Es lohnt sich in der Tat, grundsätzlich über einen Aufgabenkatalog von Schulleitungen gerade in der selbstständiger werdenden Schule zu reden.

Es muss geklärt werden, ... Vizepräsidentin Angela Freimuth: Frau Kollegin, kommen Sie zum Schluss.

Sigrid Beer (GRÜNE):... welche Serviceleistungen erbracht werden müssen, zum Beispiel in der Personal- und Organisationsentwicklung.

(Beifall von den GRÜNEN)

Dazu brauchen wir Konzepte. Das müssen wir gemeinsam beraten. Die Gesamtschulen dürfen in der Tat nicht benachteiligt werden. Dem stimmen wir zu; das ist richtig.

(Demonstrativer Beifall von den GRÜNEN)

Im Umkehrschluss heißt das aber ebenso, dass die Gesamtschulen nicht einseitig bevorzugt werden dürfen. Genau um diesen Punkt geht es hier.

Die Koalition der Mitte hat festgelegt, dass alle Schulformen Bestandsschutz genießen.

(Zuruf von Sigrid Beer [GRÜNE])

­ Frau Beer, ich habe Ihnen doch auch zugehört.

Das tue ich immer mit Freude. Ich lese auch mit Freude Ihre Anträge. Manchmal habe ich bei Ihren Anträgen natürlich mehr Freude als heute, weil sie einfach besser sind. Der heutige Antrag trägt ein bisschen sehr die Handschrift der Emotion. Lassen Sie mich deshalb einmal zu Ende ausführen.

Damit gibt es von unserer Seite aus auch für die Gesamtschule Bestandsschutz.

Wir haben festgelegt, dass sich alle Schulen einem Wettbewerb stellen sollen. Wir haben festgestellt, dass es zur Qualitätsverbesserung beiträgt, wenn Schulen auch miteinander in Wettbewerb treten.

Wie Sie richtigerweise angesprochen haben, brauchen wir weiterhin mehr soziale Gerechtigkeit in unserem Schulwesen. Das haben Rot und RotGrün über Jahrzehnte nicht geleistet.

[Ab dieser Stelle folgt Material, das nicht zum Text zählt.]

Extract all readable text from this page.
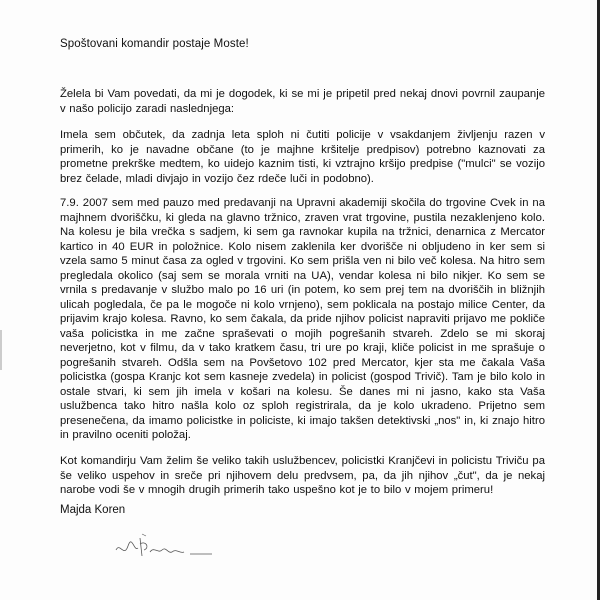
Spoštovani komandir postaje Moste!
Želela bi Vam povedati, da mi je dogodek, ki se mi je pripetil pred nekaj dnovi povrnil zaupanje v našo policijo zaradi naslednjega:
Imela sem občutek, da zadnja leta sploh ni čutiti policije v vsakdanjem življenju razen v primerih, ko je navadne občane (to je majhne kršitelje predpisov) potrebno kaznovati za prometne prekrške medtem, ko uidejo kaznim tisti, ki vztrajno kršijo predpise ("mulci" se vozijo brez čelade, mladi divjajo in vozijo čez rdeče luči in podobno).
7.9. 2007 sem med pauzo med predavanji na Upravni akademiji skočila do trgovine Cvek in na majhnem dvoriščku, ki gleda na glavno tržnico, zraven vrat trgovine, pustila nezaklenjeno kolo. Na kolesu je bila vrečka s sadjem, ki sem ga ravnokar kupila na tržnici, denarnica z Mercator kartico in 40 EUR in položnice. Kolo nisem zaklenila ker dvorišče ni obljudeno in ker sem si vzela samo 5 minut časa za ogled v trgovini. Ko sem prišla ven ni bilo več kolesa. Na hitro sem pregledala okolico (saj sem se morala vrniti na UA), vendar kolesa ni bilo nikjer. Ko sem se vrnila s predavanje v službo malo po 16 uri (in potem, ko sem prej tem na dvoriščih in bližnjih ulicah pogledala, če pa le mogoče ni kolo vrnjeno), sem poklicala na postajo milice Center, da prijavim krajo kolesa. Ravno, ko sem čakala, da pride njihov policist napraviti prijavo me pokliče vaša policistka in me začne spraševati o mojih pogrešanih stvareh. Zdelo se mi skoraj neverjetno, kot v filmu, da v tako kratkem času, tri ure po kraji, kliče policist in me sprašuje o pogrešanih stvareh. Odšla sem na Povšetovo 102 pred Mercator, kjer sta me čakala Vaša policistka (gospa Kranjc kot sem kasneje zvedela) in policist (gospod Trivič). Tam je bilo kolo in ostale stvari, ki sem jih imela v košari na kolesu. Še danes mi ni jasno, kako sta Vaša uslužbenca tako hitro našla kolo oz sploh registrirala, da je kolo ukradeno. Prijetno sem presenečena, da imamo policistke in policiste, ki imajo takšen detektivski „nos" in, ki znajo hitro in pravilno oceniti položaj.
Kot komandirju Vam želim še veliko takih uslužbencev, policistki Kranjčevi in policistu Triviču pa še veliko uspehov in sreče pri njihovem delu predvsem, pa, da jih njihov „čut", da je nekaj narobe vodi še v mnogih drugih primerih tako uspešno kot je to bilo v mojem primeru!
Majda Koren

Damit müssen wir uns in der heutigen Schulsituation auseinandersetzen.

Die Gesamtschulen in unserem Lande haben auch nicht grundsätzlich besser abgeschnitten als die etablierten Schulen des dreigliedrigen Systems. ­ Das sind zunächst einmal die Fakten.

Der jetzige Abbau der Besserstellungen der Gesamtschulen bei den Schulleitungspauschalen ist keine Benachteiligung, sondern schlichtweg die Gleichstellung mit den übrigen Schulen im Lande

­ nicht mehr und nicht weniger. Völlig unverständlich und sachlich falsch ist es, wenn die Grünen den Eindruck erwecken, die Koalition der Mitte führe eine gezielte Strategie gegen die Gesamtschule. Das ist nicht nur ärgerlich, sondern auch falsch (Sigrid Beer [GRÜNE]: Doch, das stimmt!)